Sí señora. Sí señor. Terminó
Roma, la soberbia (y me quedo corto) serie de televisión de HBO/BBC/RAI. Derramo una lágrima de tristeza, y otra de agradecimiento. Tristeza porque no habrá una tercera temporada, agradecimiento por los niveles de excelencia que supo lograr.
Debo confesar que la primera vez que me acomodé en el sillón para verla, esperaba encontrarme con una superproducción repleta de batallas y aventuras épicas. Nada de eso. Al menos, nada de eso en la forma clásica que la épica adopta en el cine.
En su lugar, se desplegó ante mí la maravillosa cotidianeidad, de la gente común y de la gente que recuerdan los monumentos, del ocaso sangriento de la antigua República romana, y el amanecer no menos turbulento del Imperio.
Las intrigas políticas, las pasiones, las relaciones sociales, el ordenamiento jurídico, la economía, las mentalidades, todo eso y mucho más se desplegó ante mi estupefacto ser capítulo tras capítulo, logrando una de las mejores producciones históricas (o sea, sobre un período histórico) que se hayan filmado.
Uno no puede evitar compararla con otras obras de cine o televisión que tratan sobre la antigua Roma. Sobre todo aquellas viejas películas cubiertas de un halo de romanticismo o idealización. Está bien, son productos culturales de su tiempo, pero debemos agradecer que los tiempos hayan cambiado para que se pueda mostrar en la pantalla, sin problemas, escenas de sexo y de violencia como de las que hace gala
Roma.
A no caer en un equívoco facilongo ante estas palabras: el sexo y la violencia en
Roma no son, en absoluto, "anzuelos" para el espectador; una obra de arte semejante no caería en el mamarracho de querer captar a la audiencia con argumentos tan gastados (y efectivos, a qué dudarlo). Lo que en otros lugares es la excusa para la obra, aquí se inserta naturalmente en la trama narrativa, casi sin que uno se dé cuenta.
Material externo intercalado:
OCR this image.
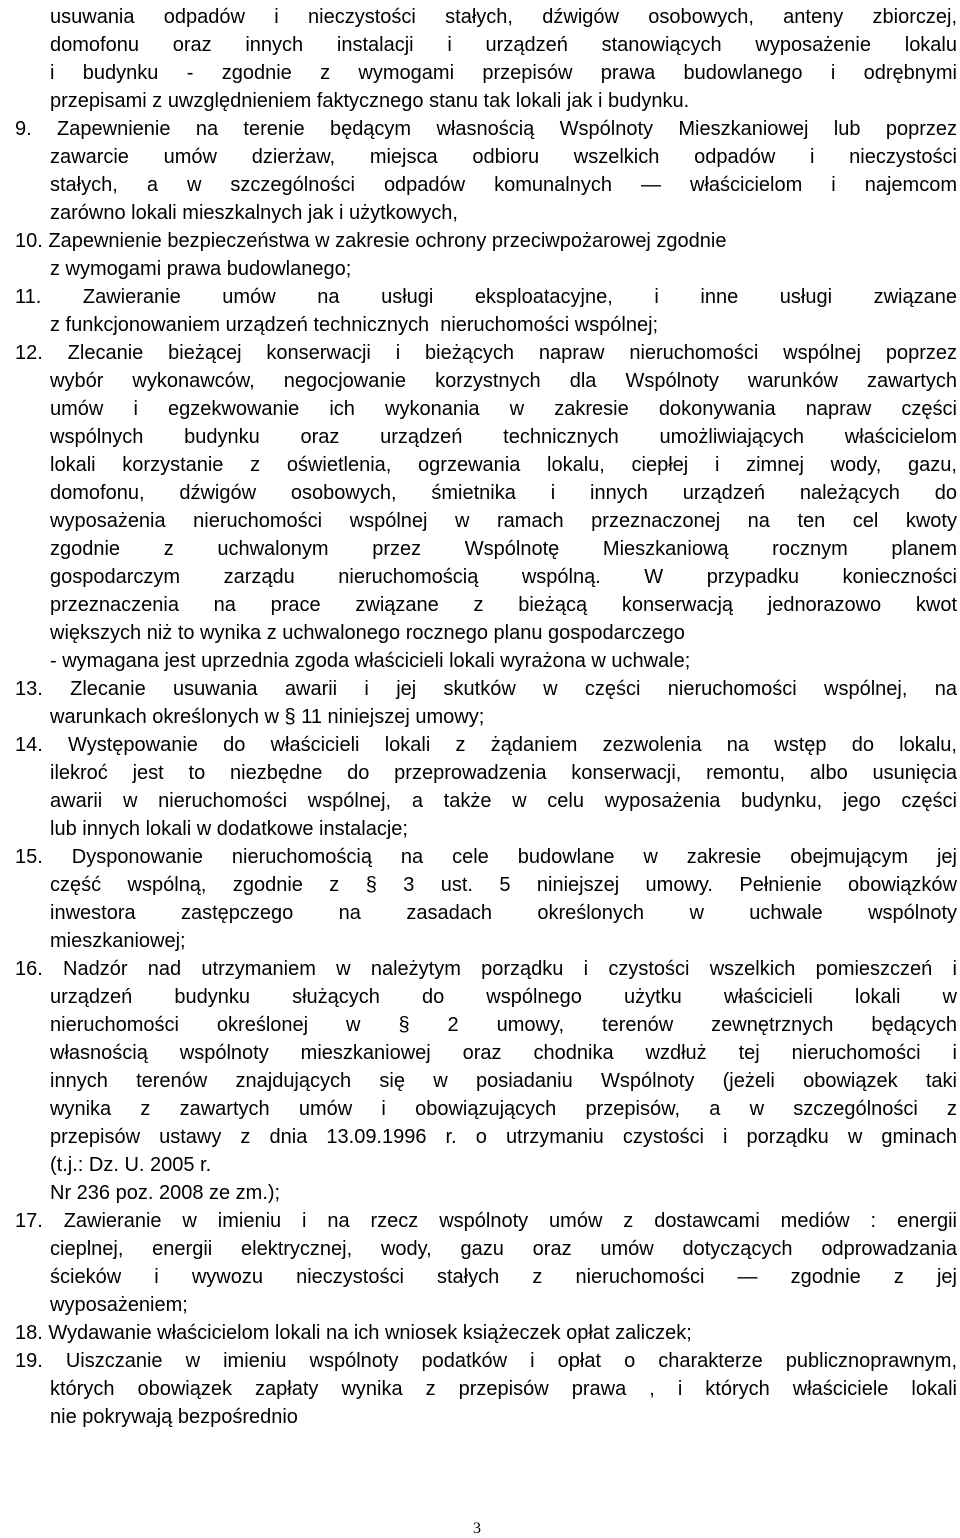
usuwania odpadów i nieczystości stałych, dźwigów osobowych, anteny zbiorczej,
domofonu oraz innych instalacji i urządzeń stanowiących wyposażenie lokalu
i budynku - zgodnie z wymogami przepisów prawa budowlanego i odrębnymi
przepisami z uwzględnieniem faktycznego stanu tak lokali jak i budynku.
9. Zapewnienie na terenie będącym własnością Wspólnoty Mieszkaniowej lub poprzez
zawarcie umów dzierżaw, miejsca odbioru wszelkich odpadów i nieczystości
stałych, a w szczególności odpadów komunalnych — właścicielom i najemcom
zarówno lokali mieszkalnych jak i użytkowych,
10. Zapewnienie bezpieczeństwa w zakresie ochrony przeciwpożarowej zgodnie
z wymogami prawa budowlanego;
11. Zawieranie umów na usługi eksploatacyjne, i inne usługi związane
z funkcjonowaniem urządzeń technicznych  nieruchomości wspólnej;
12. Zlecanie bieżącej konserwacji i bieżących napraw nieruchomości wspólnej poprzez
wybór wykonawców, negocjowanie korzystnych dla Wspólnoty warunków zawartych
umów i egzekwowanie ich wykonania w zakresie dokonywania napraw części
wspólnych budynku oraz urządzeń technicznych umożliwiających właścicielom
lokali korzystanie z oświetlenia, ogrzewania lokalu, ciepłej i zimnej wody, gazu,
domofonu, dźwigów osobowych, śmietnika i innych urządzeń należących do
wyposażenia nieruchomości wspólnej w ramach przeznaczonej na ten cel kwoty
zgodnie z uchwalonym przez Wspólnotę Mieszkaniową rocznym planem
gospodarczym zarządu nieruchomością wspólną. W przypadku konieczności
przeznaczenia na prace związane z bieżącą konserwacją jednorazowo kwot
większych niż to wynika z uchwalonego rocznego planu gospodarczego
- wymagana jest uprzednia zgoda właścicieli lokali wyrażona w uchwale;
13. Zlecanie usuwania awarii i jej skutków w części nieruchomości wspólnej, na
warunkach określonych w § 11 niniejszej umowy;
14. Występowanie do właścicieli lokali z żądaniem zezwolenia na wstęp do lokalu,
ilekroć jest to niezbędne do przeprowadzenia konserwacji, remontu, albo usunięcia
awarii w nieruchomości wspólnej, a także w celu wyposażenia budynku, jego części
lub innych lokali w dodatkowe instalacje;
15. Dysponowanie nieruchomością na cele budowlane w zakresie obejmującym jej
część wspólną, zgodnie z § 3 ust. 5 niniejszej umowy. Pełnienie obowiązków
inwestora zastępczego na zasadach określonych w uchwale wspólnoty
mieszkaniowej;
16. Nadzór nad utrzymaniem w należytym porządku i czystości wszelkich pomieszczeń i
urządzeń budynku służących do wspólnego użytku właścicieli lokali w
nieruchomości określonej w § 2 umowy, terenów zewnętrznych będących
własnością wspólnoty mieszkaniowej oraz chodnika wzdłuż tej nieruchomości i
innych terenów znajdujących się w posiadaniu Wspólnoty (jeżeli obowiązek taki
wynika z zawartych umów i obowiązujących przepisów, a w szczególności z
przepisów ustawy z dnia 13.09.1996 r. o utrzymaniu czystości i porządku w gminach
(t.j.: Dz. U. 2005 r.
Nr 236 poz. 2008 ze zm.);
17. Zawieranie w imieniu i na rzecz wspólnoty umów z dostawcami mediów : energii
cieplnej, energii elektrycznej, wody, gazu oraz umów dotyczących odprowadzania
ścieków i wywozu nieczystości stałych z nieruchomości — zgodnie z jej
wyposażeniem;
18. Wydawanie właścicielom lokali na ich wniosek książeczek opłat zaliczek;
19. Uiszczanie w imieniu wspólnoty podatków i opłat o charakterze publicznoprawnym,
których obowiązek zapłaty wynika z przepisów prawa , i których właściciele lokali
nie pokrywają bezpośrednio
3
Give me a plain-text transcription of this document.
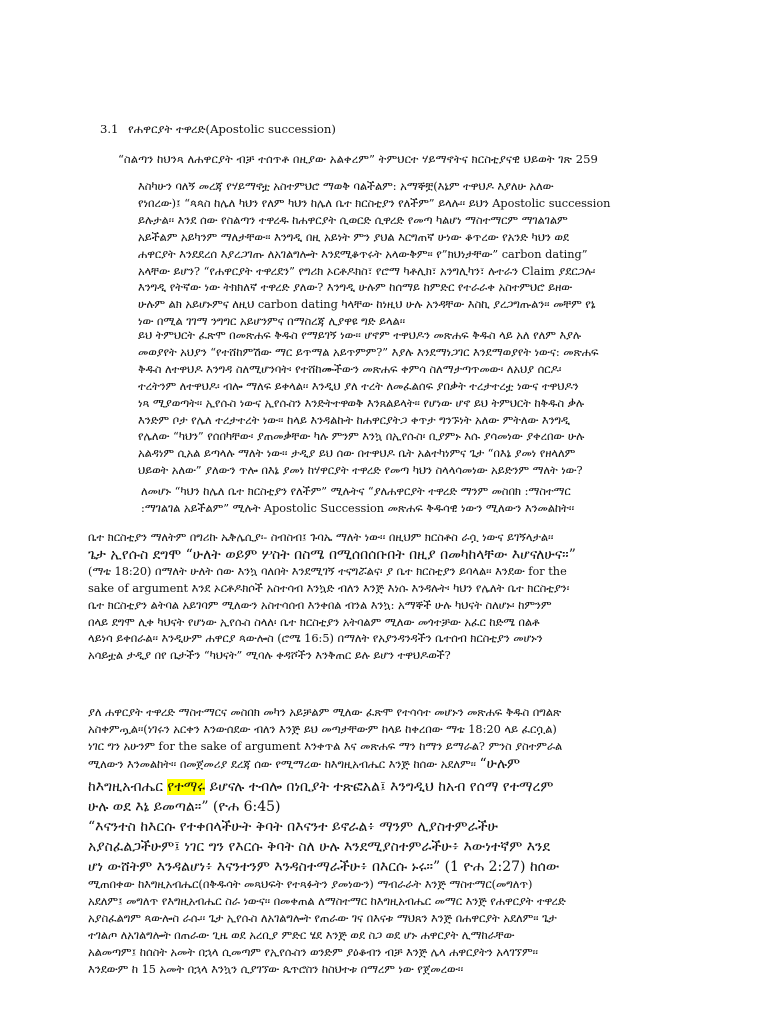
3.1 የሐዋርያት ተዋረድ(Apostolic succession)
“ስልጣን ከህንጻ ለሐዋርያት ብቻ ተሰጥቶ በዚያው አልቀረም” ትምህርተ ሃይማኖትና ክርስቲያናዊ ህይወት ገጽ 259
እስካሁን ባለኝ መረጃ የሃይማኖቷ አስተምህሮ ማወቅ ባልችልም: አማኞቿ(እኔም ተዋህዶ እያለሁ አለው
የነበረው)፤ “ጳጳስ ከሌለ ካህን የለም ካህን ከሌለ ቤተ ክርስቲያን የለችም” ይላሉ፡፡ ይህን Apostolic succession
ይሉታል፡፡ እንደ ሰው የስልጣን ተዋረዱ ከሐዋርያት ሲወርድ ሲዋረድ የመጣ ካልሆነ ማስተማርም ማገልገልም
አይችልም አይካንም ማለታቸው፡፡ እንግዲ በዚ አይነት ምን ያህል እርግጠኛ ሁነው ቆጥረው የአንድ ካህን ወደ
ሐዋርያት እንደደረሰ እያረጋገጡ ለአገልግሎት እንደሚቆጥሩት አላውቅም፡፡ የ”ክህነታቸው” carbon dating”
አላቸው ይሆን? “የሐዋርያት ተዋረደን” የግሪክ ኦርቶዶክስ፣ የሮማ ካቶሊክ፣ አንግሊካን፣ ሉተራን Claim ያደርጋሉ፡
እንግዲ የትኛው ነው ትክክለኛ ተዋረድ ያለው? እንግዲ ሁሉም ከሰማይ ከምድር የተራራቀ አስተምህሮ ይዘው
ሁሉም ልክ አይሆኑምና ለዚህ carbon dating ካላቸው ከነዚህ ሁሉ አንዳቸው እስኪ ያረጋግጡልን፡፡ መቸም የኔ
ነው በሚል ገገማ ንግግር አይሆንምና በማስረጃ ሊያዋዩ ግድ ይላል፡፡
ይህ ትምህርት ፈጽሞ በመጽሐፍ ቅዱስ የማይገኝ ነው፡፡ ሆኖም ተዋህዶን መጽሐፍ ቅዱስ ላይ አለ የለም እያሉ
መወያየት አህያን “የተሸከምሽው ማር ይጥማል አይጥምም?” እያሉ እንደማነጋገር እንደማወያየት ነውና: መጽሐፍ
ቅዱስ ለተዋህዶ እንግዳ ስለሚሆንባት፡ የተሸከሙችውን መጽሐፍ ቀምሳ ስለማታጣጥመው፡ ለአህያ ሰርዶ፡
ተረትንም ለተዋህዶ፡ ብሎ ማለፍ ይቀላል፡፡ እንዲህ ያለ ተረት ለመፈልሰፍ ያበቃት ተረታተረቷ ነውና ተዋህዶን
ነጻ ሚያወጣት፡፡ ኢየሱስ ነውና ኢየሱስን እንድትተዋወቅ እንጸልይላት፡፡ የሆነው ሆኖ ይህ ትምህርት ከቅዱስ ቃሉ
እንድም ቦታ የሌለ ተረታተረት ነው፡፡ ከላይ እንዳልኩት ከሐዋርያትጋ ቀጥታ ግንኙነት አለው ምትለው እንግዲ
የሌለው “ካህን” የሰበካቸው፡ ያጠመቃቸው ካሉ ምንም እንኳ በኢየሱስ፡ ቢያምኑ እሱ ያሳመነው ያቀረበው ሁሉ
አልዳነም ሲአል ይጣላሉ ማለት ነው፡፡ ታዲያ ይህ ሰው በተዋህዶ ቤት አልተካነምና ጌታ “በእኔ ያመነ የዘላለም
ህይወት አለው” ያለውን ጥሎ በእኔ ያመነ ከሃዋርያት ተዋረድ የመጣ ካህን ስላላሳመነው አይድንም ማለት ነው?
ለመሆኑ “ካህን ከሌለ ቤተ ክርስቲያን የለችም” ሚሉትና “ያለሐዋርያት ተዋረድ ማንም መስበክ :ማስተማር
:ማገልገል አይችልም” ሚሉት Apostolic Succession መጽሐፍ ቅዱሳዊ ነውን ሚለውን እንመልከት፡፡
ቤተ ክርስቲያን ማለትም በግሪኩ ኤቅሌሲያ፡- ስብስብ፤ ጉባኤ ማለት ነው፡፡ በዚህም ክርስቶስ ራሷ ነውና ይገኝላታል፡፡
ጌታ ኢየሱስ ደግሞ “ሁለት ወይም ሦስት በስሜ በሚሰበሰቡበት በዚያ በመካከላቸው እሆናለሁና።”
(ማቴ 18:20) በማለት ሁለት ሰው እንኳ ባለበት እንደሚገኝ ተናግሯልና፡ ያ ቤተ ክርስቲያን ይባላል፡፡ እንደው for the
sake of argument እንደ ኦርቶዶክሶች አስተሳብ እንኳድ ብለን እንጅ እነሱ እንዳሉት፡ ካህን የሌለት ቤተ ክርስቲያን፡
ቤተ ክርስቲያን ልትባል አይገባም ሚለውን አስተሳሰብ እንቀበል ብንል እንኳ: አማኞች ሁሉ ካህናት ስለሆኑ፡ ከምንም
በላይ ደግሞ ሊቀ ካህናት የሆነው ኢየሱስ ስላለ፡ ቤተ ክርስቲያን አትባልም ሚለው መጎተቻው አፈር ከድሜ በልቶ
ላይነሳ ይቀበራል፡፡ እንዲሁም ሐዋርያ ጳውሎስ (ሮሜ 16:5) በማለት የአያንዳንዳችን ቤተሰብ ክርስቲያን መሆኑን
አሳይቷል ታዲያ በየ ቤታችን “ካህናት” ሚባሉ ቀዳሾችን እንቅጠር ይሉ ይሆን ተዋህዶወች?
ያለ ሐዋርያት ተዋረድ ማስተማርና መስበክ መካን አይቻልም ሚለው ፈጽሞ የተሳሳተ መሆኑን መጽሐፍ ቅዱስ በግልጽ
አስቀምጧል፡፡(ነገሩን አርቀን እንውሰደው ብለን እንጅ ይህ መጣታቸውም ከላይ ከቀረበው ማቴ 18:20 ላይ ፈርሷል)
ነገር ግን አሁንም for the sake of argument እንቀጥል እና መጽሐፍ ማን ከማን ይማራል? ምንስ ያስተምራል
ሚለውን እንመልከት፡፡ በመጀመሪያ ደረጃ ሰው የሚማረው ከእግዚአብሔር እንጅ ከሰው አደለም፡፡ “ሁሉም
ከእግዚአብሔር የተማሩ ይሆናሉ ተብሎ በነቢያት ተጽፎአል፤ እንግዲህ ከአብ የሰማ የተማረም
ሁሉ ወደ እኔ ይመጣል።” (ዮሐ 6:45)
“እናንተስ ከእርሱ የተቀበላችሁት ቅባት በእናንተ ይኖራል፥ ማንም ሊያስተምራችሁ
አያስፈልጋችሁም፤ ነገር ግን የእርሱ ቅባት ስለ ሁሉ እንደሚያስተምራችሁ፥ እውነተኛም እንደ
ሆነ ውሸትም እንዳልሆነ፥ እናንተንም እንዳስተማራችሁ፥ በእርሱ ኑሩ።” (1 ዮሐ 2:27) ከሰው
ሚጠበቀው ከእግዚአብሔር(በቅዱሳት መጻህፍት የተጻፉትን ያመነውን) ማብራራት እንጅ ማስተማር(መግለጥ)
አደለም፤ መግለጥ የእግዚአብሔር ስራ ነውና፡፡ በመቀጠል ለማስተማር ከእግዚአብሔር መማር እንጅ የሐዋርያት ተዋረድ
አያስፈልግም ጳውሎስ ራሱ፡፡ ጌታ ኢየሱስ ለአገልግሎት የጠራው ገና በእናቱ ማህጸን እንጅ በሐዋርያት አደለም፡፡ ጌታ
ተገልጦ ለአገልግሎት በጠራው ጊዜ ወደ አረቢያ ምድር ሄደ እንጅ ወደ ስጋ ወደ ሆኑ ሐዋርያት ሊማከራቸው
አልመጣም፤ ከሰስት አመት በኋላ ሲመጣም የኢየሱስን ወንድም ያዕቆብን ብቻ እንጅ ሌላ ሐዋርያትን አላገኘም፡፡
እንደውም ከ 15 አመት በኋላ እንኳን ሲያገኘው ጴጥሮስን ከስህተቱ በማረም ነው የጀመረው፡፡
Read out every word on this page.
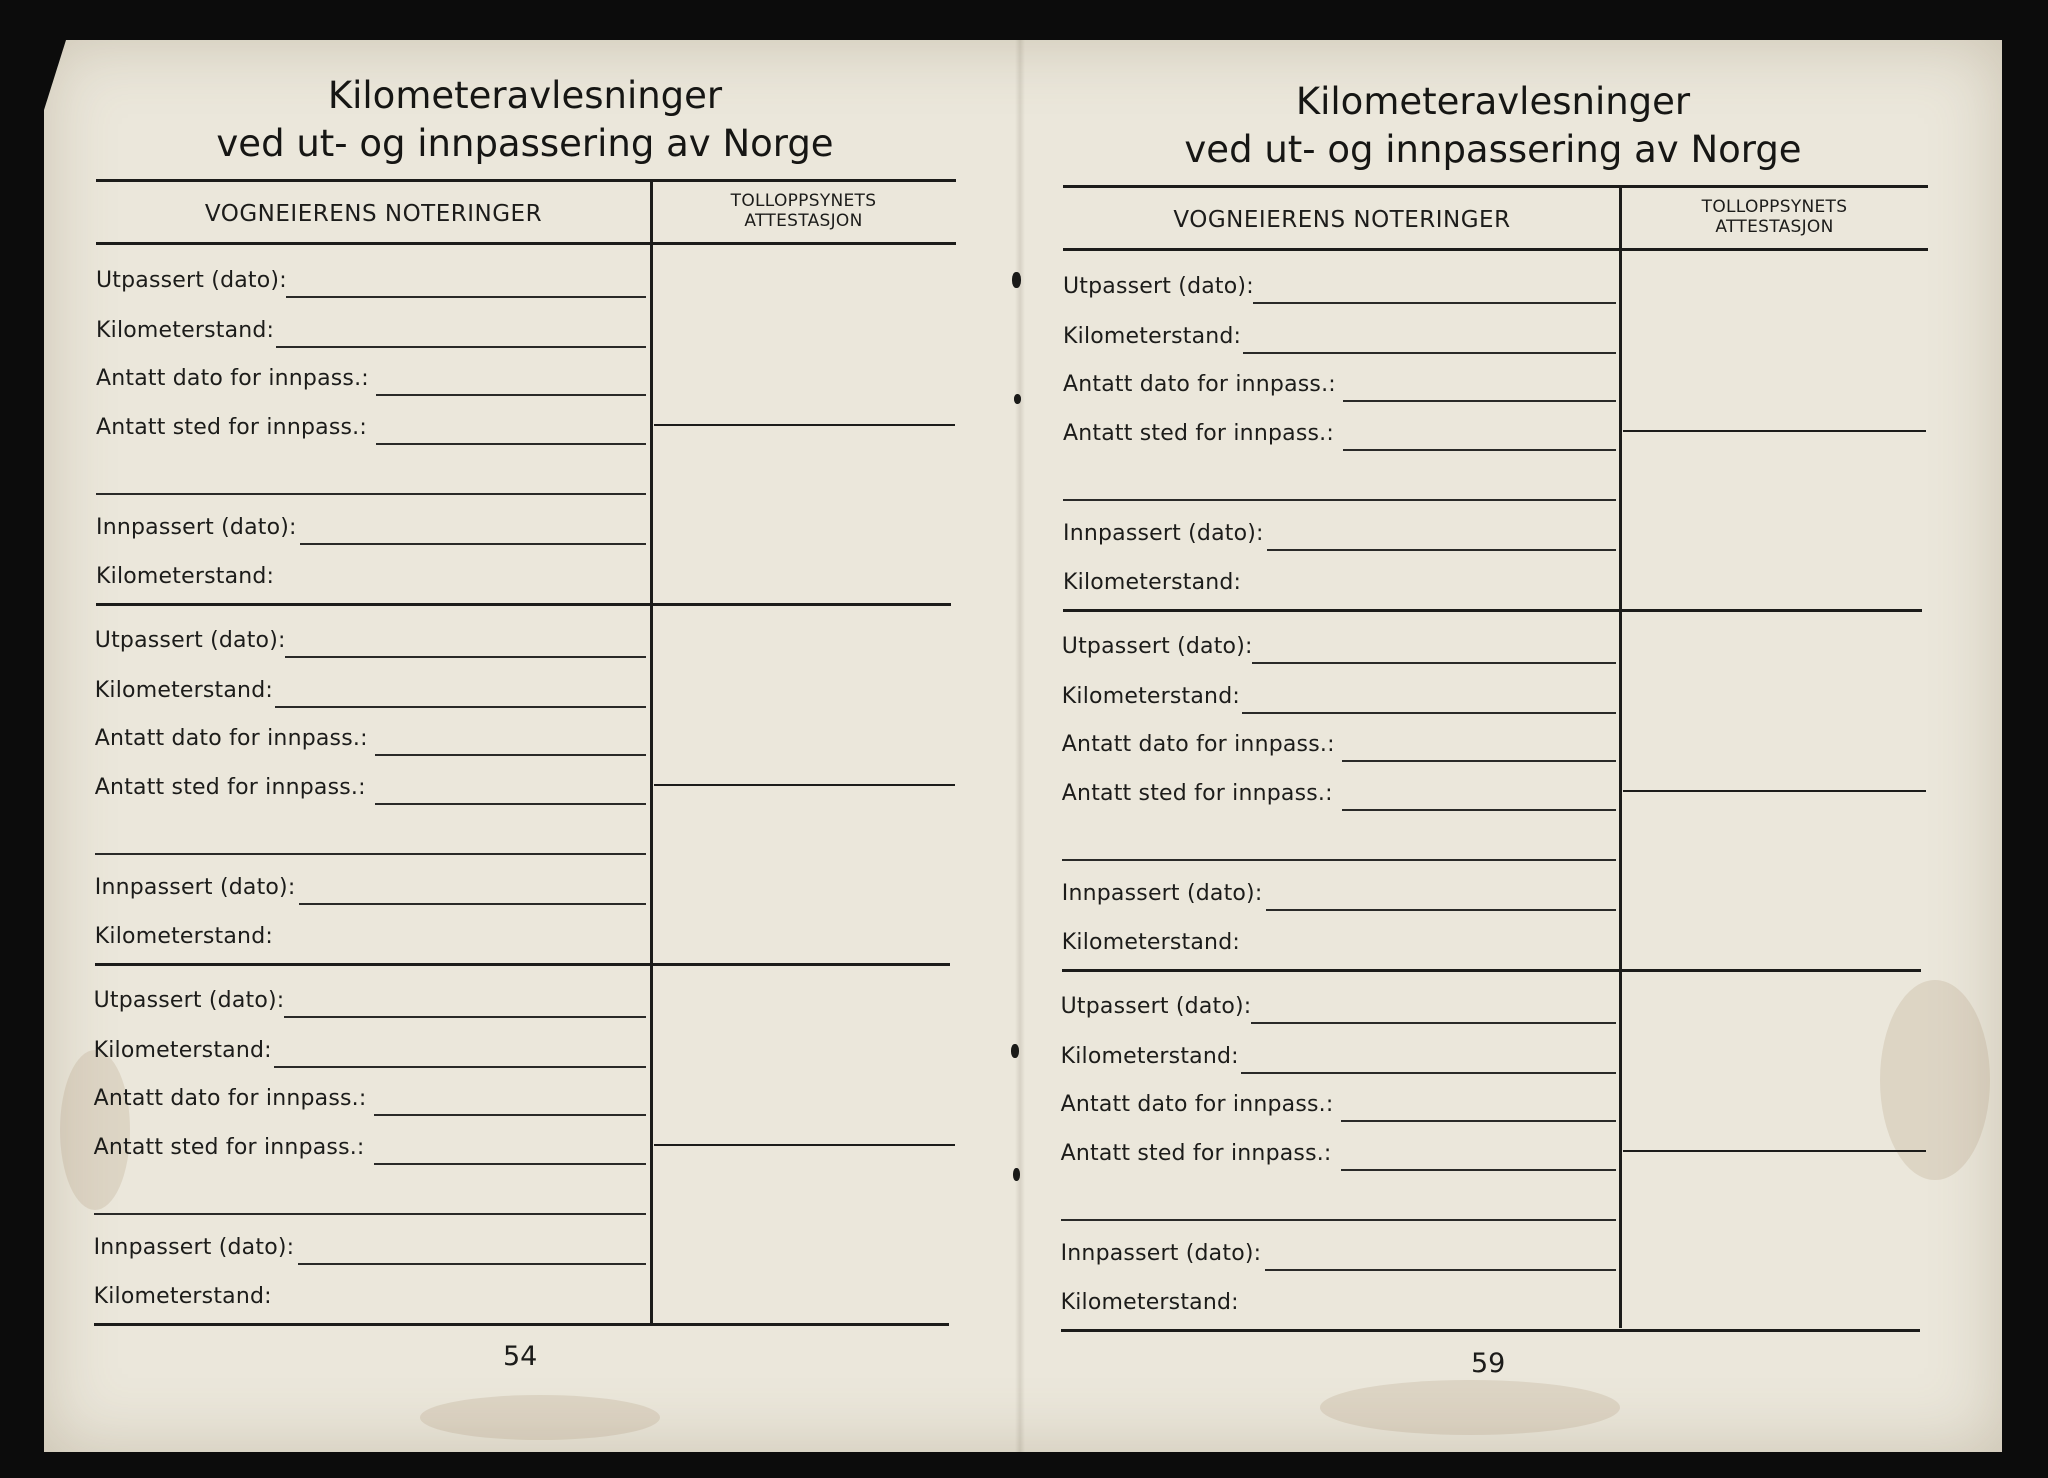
Kilometeravlesninger
ved ut- og innpassering av Norge
VOGNEIERENS NOTERINGER	TOLLOPPSYNETS
ATTESTASJON
Utpassert (dato):
Kilometerstand:
Antatt dato for innpass.:
Antatt sted for innpass.:
Innpassert (dato):
Kilometerstand:
Utpassert (dato):
Kilometerstand:
Antatt dato for innpass.:
Antatt sted for innpass.:
Innpassert (dato):
Kilometerstand:
Utpassert (dato):
Kilometerstand:
Antatt dato for innpass.:
Antatt sted for innpass.:
Innpassert (dato):
Kilometerstand:
54
Kilometeravlesninger
ved ut- og innpassering av Norge
VOGNEIERENS NOTERINGER	TOLLOPPSYNETS
ATTESTASJON
Utpassert (dato):
Kilometerstand:
Antatt dato for innpass.:
Antatt sted for innpass.:
Innpassert (dato):
Kilometerstand:
Utpassert (dato):
Kilometerstand:
Antatt dato for innpass.:
Antatt sted for innpass.:
Innpassert (dato):
Kilometerstand:
Utpassert (dato):
Kilometerstand:
Antatt dato for innpass.:
Antatt sted for innpass.:
Innpassert (dato):
Kilometerstand:
59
La presentación no es más que la síntesis de todo esto. Nada de batallas y soldados, o gladiadores. Sólo gente borrosa caminando por las callejuelas de la antigua Roma, entre paredes repletas de
grafittis que cobran vida y nos hablan sobre esa vida cotidiana. El pasado cobra vida frente a nuestros ojos azorados.
Mención aparte merecen las actuaciones. También formidables. El solo personaje de Julio César basta como justificativo para ver toda la primera temporada, la cual comienza con el cruce del Rubicón y termina con su asesinato (lo bueno de esta historia es que uno ya se sabe algunos finales). La segunda continúa desde allí hasta la coronación de Augusto.
Sin embargo, la historia es narrada a través de las vidas de dos legionarios romanos, dos soldados comunes y corrientes que van desempeñando distintos papeles en las cambiantes situaciones políticas de esos pocos años. Personajes también impecablemente logrados.
Quizás se deba a mi pasión por la Historia, o a la imagen esteoreotípica que Hollywood nos ha creado acerca de este trozo del pasado, pero
Roma es una serie que o te fascina o no te llama la atención. Vale decir, si uno quiere ver batallas y juegos en la Arena, más le vale alquilarse
Gladiador que se va a divertir mucho más.
A mí, como resulta evidente, me fascinó. Probablemente, lo más asombroso sea el retrato de una sociedad auténticamente pagana, auténticamente amoral, tan sincera como hipócrita. Tan pasional. Retrato que evita cuidadosamente el peor pecado del historiador: el anacronismo. Porque
Roma no cae en idealizaciones ni en moralismos propios de épocas posteriores, ni le son extrapolados elementos culturales ajenos.
Una vez más, el vil metal priva al mundo de semejante deleite. Ya nos sucedió, salvando las distancias y las escalas, con Los Simuladores. Excelencias televisivas cuyos gastos de producción las hicieron inviables.
Como sea, te regalo mis dos gotitas saladas. Salve.